For each new frame render, we will repeat steps 1 to 5. This way, the previous target framebuffer we rendered to will be used as an input to the current render and so on. You can clearly see this effect visually in the last demo – notice how as the ping-ponging progresses, more and more offset is being applied to the UVs and more and more the opacity fades out.

Applying simplex noise and mouse interaction

Now that we have implemented and can see the ping-pong technique working correctly, we can get creative and expand on it.

Instead of simply adding an offset in our fragment shader as before:

vec4 inputColor = texture2D(sampler, v_uv + vec2(0.005));

Let’s actually use simplex noise for more interesting visual result. We will also control the direction using our mouse position.

Here is our updated fragment shader:

// Pass in elapsed time since start of our program
uniform float time;

// Pass in normalised mouse position
// (-1 to 1 horizontally and vertically)
uniform vec2 mousePos;

// <Insert snoise function definition from the link above here>

// Calculate different offsets for x and y by using the UVs
// and different time offsets to the snoise method
float a = snoise(vec3(v_uv * 1.0, time * 0.1)) * 0.0032;
float b = snoise(vec3(v_uv * 1.0, time * 0.1 + 100.0)) * 0.0032;

// Add the snoise offset multiplied by the normalised mouse position
// to the UVs
vec4 inputColor = texture2D(sampler, v_uv + vec2(a, b) + mousePos * 0.005);

We also need to specify mousePos and time as inputs to our postFXMesh material shader:

const postFXMaterial = new THREE.ShaderMaterial({
  uniforms: {
    sampler: { value: null },
    time: { value: 0 },
    mousePos: { value: new THREE.Vector2(0, 0) }
  },
  // ...
})

Finally let’s make sure we attach a mousemove event listener to our page and pass the updated normalised mouse coordinates from Javascript to our GLSL fragment shader:

// ... initialisation step

// Attach mousemove event listener
document.addEventListener('mousemove', onMouseMove)
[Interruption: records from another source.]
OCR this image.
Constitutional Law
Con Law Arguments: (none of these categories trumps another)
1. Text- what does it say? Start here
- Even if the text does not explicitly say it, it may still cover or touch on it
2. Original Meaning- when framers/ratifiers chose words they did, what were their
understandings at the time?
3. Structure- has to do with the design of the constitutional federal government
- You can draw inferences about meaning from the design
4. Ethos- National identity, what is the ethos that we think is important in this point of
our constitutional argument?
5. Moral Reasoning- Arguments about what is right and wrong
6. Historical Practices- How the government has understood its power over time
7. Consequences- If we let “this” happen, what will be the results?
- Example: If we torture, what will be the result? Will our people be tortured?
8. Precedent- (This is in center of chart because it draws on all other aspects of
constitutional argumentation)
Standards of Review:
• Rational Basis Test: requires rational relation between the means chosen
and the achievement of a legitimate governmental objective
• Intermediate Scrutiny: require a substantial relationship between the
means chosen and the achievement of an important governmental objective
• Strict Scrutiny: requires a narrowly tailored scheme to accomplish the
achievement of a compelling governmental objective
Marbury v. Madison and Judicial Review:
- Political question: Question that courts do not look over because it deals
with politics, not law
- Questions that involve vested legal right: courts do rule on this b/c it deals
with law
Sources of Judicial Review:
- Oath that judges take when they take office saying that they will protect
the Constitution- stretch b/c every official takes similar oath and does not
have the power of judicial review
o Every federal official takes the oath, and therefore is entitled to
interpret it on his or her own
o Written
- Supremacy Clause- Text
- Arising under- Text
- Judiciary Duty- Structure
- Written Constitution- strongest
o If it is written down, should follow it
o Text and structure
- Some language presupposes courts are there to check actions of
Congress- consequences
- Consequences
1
function onMouseMove (e) {
  // Normalise horizontal mouse pos from -1 to 1
  const x = (e.pageX / innerWidth) * 2 - 1

  // Normalise vertical mouse pos from -1 to 1
  const y = (1 - e.pageY / innerHeight) * 2 - 1

  // Pass normalised mouse coordinates to fragment shader
  postFXMesh.material.uniforms.mousePos.value.set(x, y)
}

// ... animation loop

With these changes in place, here is our final result. Make sure to hover around it (you might have to wait a moment for everything to load):

See the Pen
Step 5: Perlin Noise and mouse interaction by Georgi Nikoloff (@gbnikolov)
on CodePen.0

Conclusion

I encourage you to experiment with the provided examples, try to render more elements, alternate the “ABC” text color between each renderTargetA and renderTargetB swap to achieve different color mixing, etc.

In the first demo, you can see a specific example of how this typography effect could be used and the second demo is a playground for you to try some different settings (just open the controls in the top right corner).